Quality. An organization’s willingness to adhere to quality standards goes a long way to enhancing its reputation. Product defects and recalls have an adverse impact.
Innovation. Firms that differentiate themselves from their competitors through innovative processes and unique/niche products tend to have strong name recognition and high reputation value.
Ethics and integrity. Firms with strong ethical policies are more trustworthy in the eyes of stakeholders.
Crisis response. Stakeholders keep a close eye on how a company responds to difficult situations. Any action during a crisis can ultimately affect the company’s reputation.
Safety. Strong safety policies affirm that safety and risk management are top strategic priorities for the company, building trust, and value creation.
Corporate social responsibility. Actively promoting sound environmental management and social responsibility programs helps create a reputation “safety net” that reduces risk.
Security. Strong infrastructure to defend against physical and cyber-security threats helps avoid security breaches that could damage a company’s reputation.
“At the end of the day, reputational risk is all about your stakeholders’ expectations of your behavior, and if you’re living up to their expectations, you’re reputational risk will be minimized in terms of negative impact,” Bonime-Blanc says.
Reputation risk management has less to do with internal controls, and more to do with having a strong governance model “to ensure you’re protecting, preserving, and enhancing your reputation the right way,” Saia says.
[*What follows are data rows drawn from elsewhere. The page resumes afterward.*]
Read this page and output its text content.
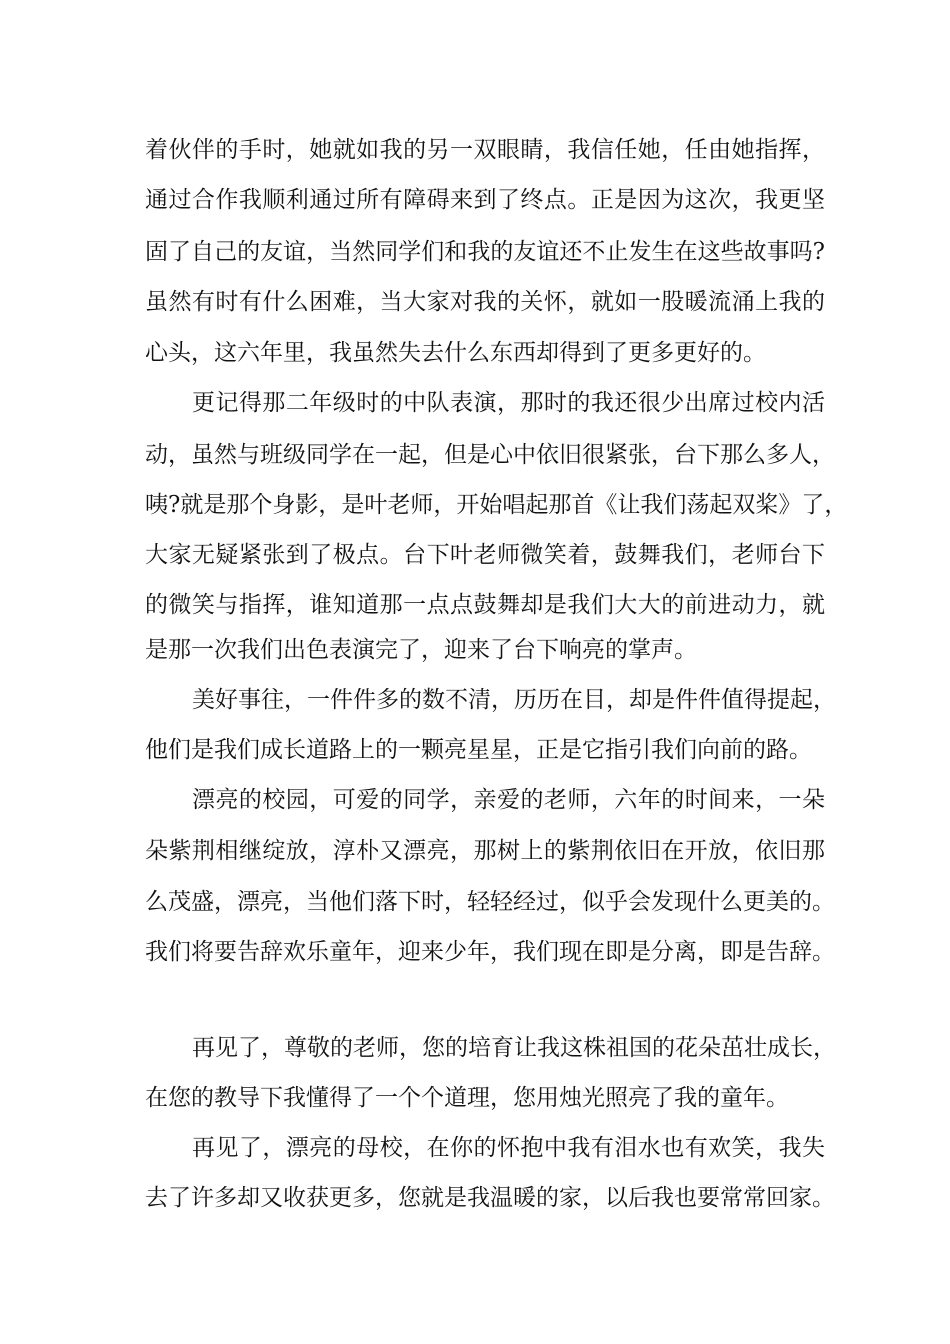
着伙伴的手时，她就如我的另一双眼睛，我信任她，任由她指挥，

通过合作我顺利通过所有障碍来到了终点。正是因为这次，我更坚

固了自己的友谊，当然同学们和我的友谊还不止发生在这些故事吗?

虽然有时有什么困难，当大家对我的关怀，就如一股暖流涌上我的

心头，这六年里，我虽然失去什么东西却得到了更多更好的。

更记得那二年级时的中队表演，那时的我还很少出席过校内活

动，虽然与班级同学在一起，但是心中依旧很紧张，台下那么多人，

咦?就是那个身影，是叶老师，开始唱起那首《让我们荡起双桨》了，

大家无疑紧张到了极点。台下叶老师微笑着，鼓舞我们，老师台下

的微笑与指挥，谁知道那一点点鼓舞却是我们大大的前进动力，就

是那一次我们出色表演完了，迎来了台下响亮的掌声。

美好事往，一件件多的数不清，历历在目，却是件件值得提起，

他们是我们成长道路上的一颗亮星星，正是它指引我们向前的路。

漂亮的校园，可爱的同学，亲爱的老师，六年的时间来，一朵

朵紫荆相继绽放，淳朴又漂亮，那树上的紫荆依旧在开放，依旧那

么茂盛，漂亮，当他们落下时，轻轻经过，似乎会发现什么更美的。

我们将要告辞欢乐童年，迎来少年，我们现在即是分离，即是告辞。

再见了，尊敬的老师，您的培育让我这株祖国的花朵茁壮成长，

在您的教导下我懂得了一个个道理，您用烛光照亮了我的童年。

再见了，漂亮的母校，在你的怀抱中我有泪水也有欢笑，我失

去了许多却又收获更多，您就是我温暖的家，以后我也要常常回家。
In many companies, a decentralized model to do that is becoming a thing of the past, he says.
Historically, many in the legal, risk, audit, and compliance profession haven’t always spoken the same language as business units, “because we operate in our separate silos,” Bonime-Blanc says. Reputation, however, is a risk that relates to everybody. “So I encourage folks who are in those functions—legal, compliance, risk, and audit—to think of reputation risk as a way to bridge the gap that exists between what they do and what the business does,” she says.
Enhancing reputation risk management means bringing together your strategic risk, communications, legal counsel, and government and regulatory affairs teams. “By having those inter-dependencies working together to address current and emerging reputation issues, you enable an organization to make timely and informed decisions, reducing surprises and adverse broad impact,” Saia says.
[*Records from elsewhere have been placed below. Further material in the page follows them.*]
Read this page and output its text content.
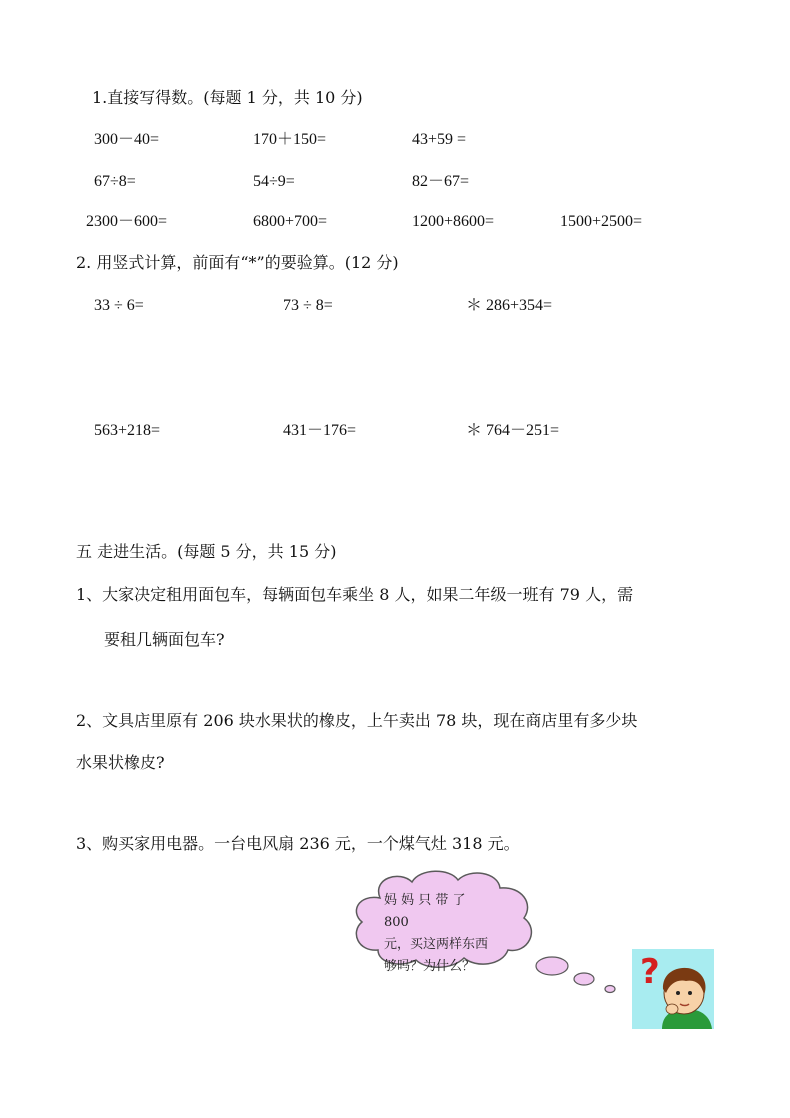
1.直接写得数。(每题 1 分，共 10 分)
300－40=	170＋150=	43+59 =
67÷8=	54÷9=	82－67=
2300－600=	6800+700=	1200+8600=	1500+2500=
2. 用竖式计算，前面有“*”的要验算。(12 分)
33 ÷ 6=	73 ÷ 8=	＊ 286+354=
563+218=	431－176=	＊ 764－251=
五 走进生活。(每题 5 分，共 15 分)
1、大家决定租用面包车，每辆面包车乘坐 8 人，如果二年级一班有 79 人，需
要租几辆面包车?
2、文具店里原有 206 块水果状的橡皮，上午卖出 78 块，现在商店里有多少块
水果状橡皮?
3、购买家用电器。一台电风扇 236 元，一个煤气灶 318 元。
妈 妈 只 带 了 800
元，买这两样东西
够吗？为什么？	?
Many companies are, however, starting to invest in solutions to better manage reputation risk. More than half of the surveyed companies say they plan to address reputation risk by investing in technology, such as analytical and brand monitoring tools. At Deloitte, for example, “we use 24/7 ‘listening’ technologies to provide us with better visibility and intelligence on issues and stakeholders in both social and mainstream media to drive strategic risk-based decisions,” Saia says.
Crisis management is another crucial component of effective reputation management. “Start having exercises where you start to integrate ‘what if’ scenarios,” Bonime-Blanc advises. Put the board and senior officers through crisis-planning exercises using potential scenarios that could affect your company from a reputation standpoint. Having portions of that scenario deal directly with the personal reputations of directors or senior officers also is a good idea.
“One part of my job is to keep ‘evangelizing’ about risks and our preparedness,” Enrique Alanis, chief risk officer for building materials company CEMEX, said in the Deloitte report. “We are constantly updating the crisis management team and documenting how we are handling crises so we learn for the next one.”
Saia also advises having the right people on the team during these exercises, including someone from internal communications, public relations, and the government and regulatory affairs team. Additionally, he says, if the event affects a particular business, include the risk officer of that business unit on that team.
“It’s all about creating organizational resilience,” Bonime-Blanc says. “It’s all about knowing where your risks are, addressing them, integrating them into your portfolio, considering them as part of your business strategy.”